Hybrid Soft Electrostatic Metamaterial Gripper for Multi-surface, Multi-object Adaptation
Ryo Kanno, Pham H. Nguyen, Joshua Pinskier, David Howard, Sukho Song, Mirko Kovac
TL;DR
The paper tackles the challenge of universal soft gripping by addressing residual peeling forces and limited payload in electroadhesive grippers. It introduces the Soft Electrostatic Metamaterial (SEM) gripper, which combines metamaterial cut patterns with electroadhesion to achieve directional adhesion and controlled preloading, enabling rapid release and higher lifting capability. Through design, optimization (NSGA-II), layer-by-layer fabrication, and extensive experiments, the SEM system demonstrates adhesion directionality up to $65.5\times$ and lifting up to $1617\times$ its weight while handling diverse flat and curved surfaces and deformable objects. This approach yields a lightweight, scalable, multi-surface gripper with practical potential for delicate-to-heavy object manipulation in soft robotics.
Abstract
One of the trendsetting themes in soft robotics has been the goal of developing the ultimate universal soft robotic gripper. One that is capable of manipulating items of various shapes, sizes, thicknesses, textures, and weights. All the while still being lightweight and scalable in order to adapt to use cases. In this work, we report a soft gripper that enables delicate and precise grasps of fragile, deformable, and flexible objects but also excels in lifting heavy objects of up to 1617x its own body weight. The principle behind the soft gripper is based on extending the capabilities of electroadhesion soft grippers through the enhancement principles found in metamaterial adhesion cut and patterning. This design amplifies the adhesion and grasping payload in one direction while reducing the adhesion capabilities in the other direction. This counteracts the residual forces during peeling (a common problem with electroadhesive grippers), thus increasing its speed of release.
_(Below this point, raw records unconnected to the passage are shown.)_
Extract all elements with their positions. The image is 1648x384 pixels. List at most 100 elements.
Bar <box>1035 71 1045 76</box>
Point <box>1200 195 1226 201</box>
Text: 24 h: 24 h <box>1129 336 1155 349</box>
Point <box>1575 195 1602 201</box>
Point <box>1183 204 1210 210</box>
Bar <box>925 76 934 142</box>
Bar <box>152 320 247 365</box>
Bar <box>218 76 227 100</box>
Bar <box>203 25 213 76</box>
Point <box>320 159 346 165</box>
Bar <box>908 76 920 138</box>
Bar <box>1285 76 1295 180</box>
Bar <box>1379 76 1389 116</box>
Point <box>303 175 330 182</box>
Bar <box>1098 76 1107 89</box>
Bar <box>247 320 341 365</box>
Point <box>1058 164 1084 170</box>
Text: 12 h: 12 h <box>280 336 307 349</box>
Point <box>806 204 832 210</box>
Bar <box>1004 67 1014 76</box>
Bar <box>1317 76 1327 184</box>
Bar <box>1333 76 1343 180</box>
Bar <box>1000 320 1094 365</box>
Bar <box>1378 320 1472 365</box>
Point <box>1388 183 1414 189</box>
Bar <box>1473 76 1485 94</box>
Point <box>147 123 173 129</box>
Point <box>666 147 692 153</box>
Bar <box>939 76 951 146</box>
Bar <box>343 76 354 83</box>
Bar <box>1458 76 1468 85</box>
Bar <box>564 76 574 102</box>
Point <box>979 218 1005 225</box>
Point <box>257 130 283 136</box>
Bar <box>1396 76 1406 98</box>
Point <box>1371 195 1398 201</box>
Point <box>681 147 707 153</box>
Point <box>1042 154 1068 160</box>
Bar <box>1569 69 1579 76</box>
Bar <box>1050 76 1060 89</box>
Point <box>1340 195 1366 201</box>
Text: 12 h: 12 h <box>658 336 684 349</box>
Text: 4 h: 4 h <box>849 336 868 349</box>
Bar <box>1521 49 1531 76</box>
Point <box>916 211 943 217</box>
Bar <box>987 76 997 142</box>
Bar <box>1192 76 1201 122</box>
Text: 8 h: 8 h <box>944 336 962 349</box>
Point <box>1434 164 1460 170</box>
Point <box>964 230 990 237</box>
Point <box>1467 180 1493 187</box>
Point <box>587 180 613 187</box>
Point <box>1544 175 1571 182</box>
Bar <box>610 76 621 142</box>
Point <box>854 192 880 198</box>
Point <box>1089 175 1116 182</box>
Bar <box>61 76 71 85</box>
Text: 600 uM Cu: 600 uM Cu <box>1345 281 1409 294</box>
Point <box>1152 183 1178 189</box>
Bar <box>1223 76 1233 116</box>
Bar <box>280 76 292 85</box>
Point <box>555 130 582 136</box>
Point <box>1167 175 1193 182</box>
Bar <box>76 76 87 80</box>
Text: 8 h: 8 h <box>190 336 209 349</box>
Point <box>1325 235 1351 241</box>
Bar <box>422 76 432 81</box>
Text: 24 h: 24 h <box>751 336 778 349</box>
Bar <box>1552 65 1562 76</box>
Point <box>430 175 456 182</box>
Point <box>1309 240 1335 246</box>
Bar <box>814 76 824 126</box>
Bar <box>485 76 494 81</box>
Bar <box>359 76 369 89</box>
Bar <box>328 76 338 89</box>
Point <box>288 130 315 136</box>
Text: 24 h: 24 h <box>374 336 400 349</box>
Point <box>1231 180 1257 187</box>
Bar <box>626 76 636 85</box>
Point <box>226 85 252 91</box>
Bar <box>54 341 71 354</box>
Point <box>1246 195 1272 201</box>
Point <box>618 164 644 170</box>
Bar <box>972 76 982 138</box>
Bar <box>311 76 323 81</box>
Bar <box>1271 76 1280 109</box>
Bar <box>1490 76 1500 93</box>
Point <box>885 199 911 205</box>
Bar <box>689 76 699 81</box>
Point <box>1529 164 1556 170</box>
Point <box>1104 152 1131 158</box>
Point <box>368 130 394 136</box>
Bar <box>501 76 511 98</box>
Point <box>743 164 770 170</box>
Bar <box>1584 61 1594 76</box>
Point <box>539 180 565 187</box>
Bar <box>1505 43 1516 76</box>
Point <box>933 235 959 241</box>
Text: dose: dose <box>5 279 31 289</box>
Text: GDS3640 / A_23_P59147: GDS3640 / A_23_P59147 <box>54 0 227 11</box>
In essence, we are able to tune the maximum strength and peeling speed, beyond the capabilities of previous electroadhesive grippers. We study the capabilities of the system through a wide range of experiments with single and multiple-fingered peel tests. We also demonstrate its modular and adaptive capabilities in the real-world with a two-finger gripper, by performing grasping tests of up to $5$ different multi-surfaced objects.